When a former governor of a major state goes on record to raise important questions about the role of senior central ministers in a situation relating to national security, prominent media persons taunt the gentleman wondering if it is a case of sour grapes. The issue at hand itself gets brushed under the carpet. The focus is shifted to the credibility of the person in question. All this is done brazenly, without embarrassment.
If the two media institutions I name in this column have come to epitomize submission to authority, there are many more that indulge in self-censorship in subtle and inobtrusive form. As one editor told me, “say what you would like to, but please do not mention any names.” While there is some attention being paid to overt and covert censorship and self-censorship at the national level, little attention is paid to the far worse situation at the provincial level.

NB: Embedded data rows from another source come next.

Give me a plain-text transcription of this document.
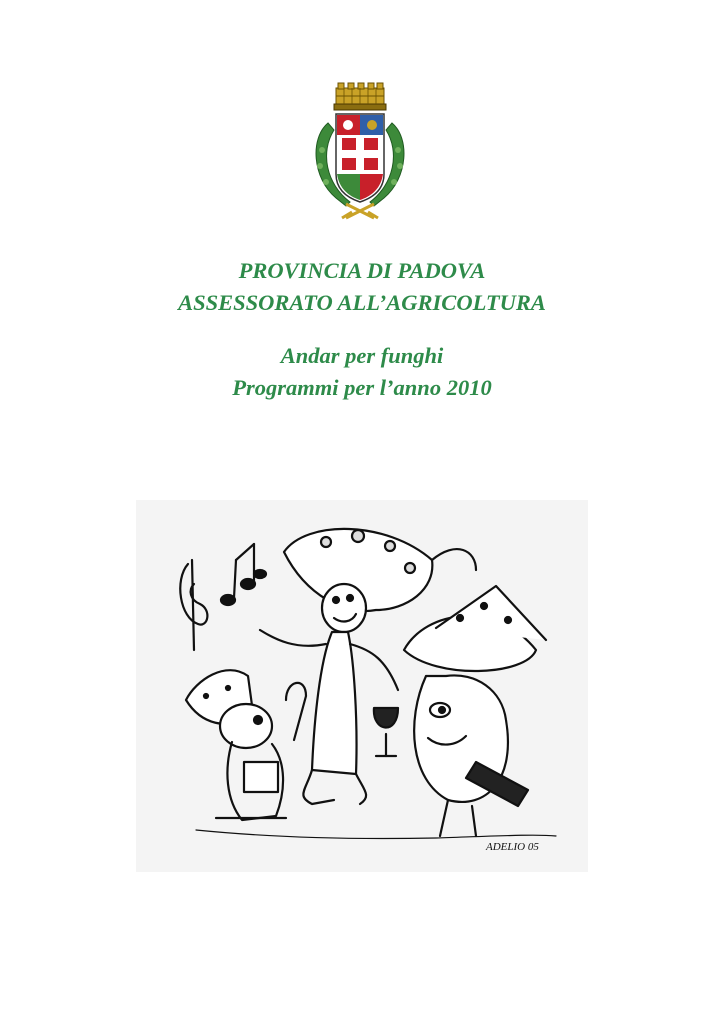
PROVINCIA DI PADOVA
ASSESSORATO ALL’AGRICOLTURA
Andar per funghi
Programmi per l’anno 2010
ADELIO 05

Most media moguls in Indian language media are members of the local ruling dispensation, and of local land, real estate and liquor mafias. Their stranglehold on media is more direct and devastating. The provincial media may be free to openly criticize the opponents of the local ruling dispensation but will not be allowed to turn a critical gaze at the government next door. Thus, a Kolkata paper can freely criticize a Mumbai politician but rarely feels free to be able to criticize a local politician. Freedom is assured as long as the media lens is outward and focused at distant threats to media freedom.
If print is in bad shape, television is worse off. Television news anchors have become entertainers both on screen and off-screen at glitzy media events where media moguls and senior journalists compete with each other to flatter ministers of the government and play courtier. Prominent newspersons display with pride the personal attention that the PM or his chosen few are willing to bestow on the journalist by merely turning up at a wedding reception or a media event.

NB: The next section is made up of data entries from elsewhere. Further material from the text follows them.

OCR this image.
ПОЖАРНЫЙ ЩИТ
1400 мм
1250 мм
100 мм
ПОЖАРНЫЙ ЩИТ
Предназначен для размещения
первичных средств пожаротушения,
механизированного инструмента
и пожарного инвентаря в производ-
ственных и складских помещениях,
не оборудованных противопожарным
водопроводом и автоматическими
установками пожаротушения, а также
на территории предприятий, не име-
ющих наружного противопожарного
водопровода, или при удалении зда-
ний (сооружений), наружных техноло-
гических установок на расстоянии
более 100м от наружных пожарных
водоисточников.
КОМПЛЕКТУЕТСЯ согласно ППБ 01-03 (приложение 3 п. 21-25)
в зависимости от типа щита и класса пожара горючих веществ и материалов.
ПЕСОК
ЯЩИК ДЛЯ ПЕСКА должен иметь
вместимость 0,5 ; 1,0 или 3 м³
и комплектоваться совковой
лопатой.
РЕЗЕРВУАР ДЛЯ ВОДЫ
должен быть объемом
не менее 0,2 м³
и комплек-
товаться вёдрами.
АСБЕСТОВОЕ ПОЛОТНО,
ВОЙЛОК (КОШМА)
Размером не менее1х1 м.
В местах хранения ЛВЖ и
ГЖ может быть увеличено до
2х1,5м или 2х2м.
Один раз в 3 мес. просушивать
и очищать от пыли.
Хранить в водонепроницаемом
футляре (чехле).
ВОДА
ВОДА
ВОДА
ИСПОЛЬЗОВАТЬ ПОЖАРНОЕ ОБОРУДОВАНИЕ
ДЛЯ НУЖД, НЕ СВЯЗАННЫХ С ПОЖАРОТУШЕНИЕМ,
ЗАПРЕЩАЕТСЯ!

Another media mogul that I refer to in my book (India’s Power Elite) is Samir Jain of the Times of India group. In the 1990s a joke that many of us working at Times House shared was an alleged remark of Jain. Asked if the Times of India was pro-establishment or anti-establishment, I recalled, it was jokingly said that Jain’s reply was, “We are neither pro-establishment nor anti-establishment. We are The Establishment.”

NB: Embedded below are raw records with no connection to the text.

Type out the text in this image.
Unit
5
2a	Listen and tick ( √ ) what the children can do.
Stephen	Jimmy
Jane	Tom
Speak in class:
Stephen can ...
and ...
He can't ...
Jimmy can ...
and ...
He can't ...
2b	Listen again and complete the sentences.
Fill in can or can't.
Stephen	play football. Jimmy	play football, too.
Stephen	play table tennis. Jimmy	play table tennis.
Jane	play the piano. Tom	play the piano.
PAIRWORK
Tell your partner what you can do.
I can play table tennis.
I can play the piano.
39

The joke was told as a sign of how seriously the newspaper took itself. When Arnab Goswami joined Times Now as an anchor, he was encouraged by the Jains to declare at prime time, “The Nation Wants to Know.” The channel spoke for The Nation. The same venerable institution now plays courtier in the present ruling dispensation’s daily Darbar. The usually reticent senior Jain became voluble at a recent media event in the presence of the PM, offering him arguments in support of the ruling political party’s ideology. The media will not question the ideology of the ruler. It will henceforth defend the ideology and propagate it. Four Legs Good. Two Legs Bad.
Sanjaya Baru is a writer and Distinguished Fellow at the United Service Institution of India.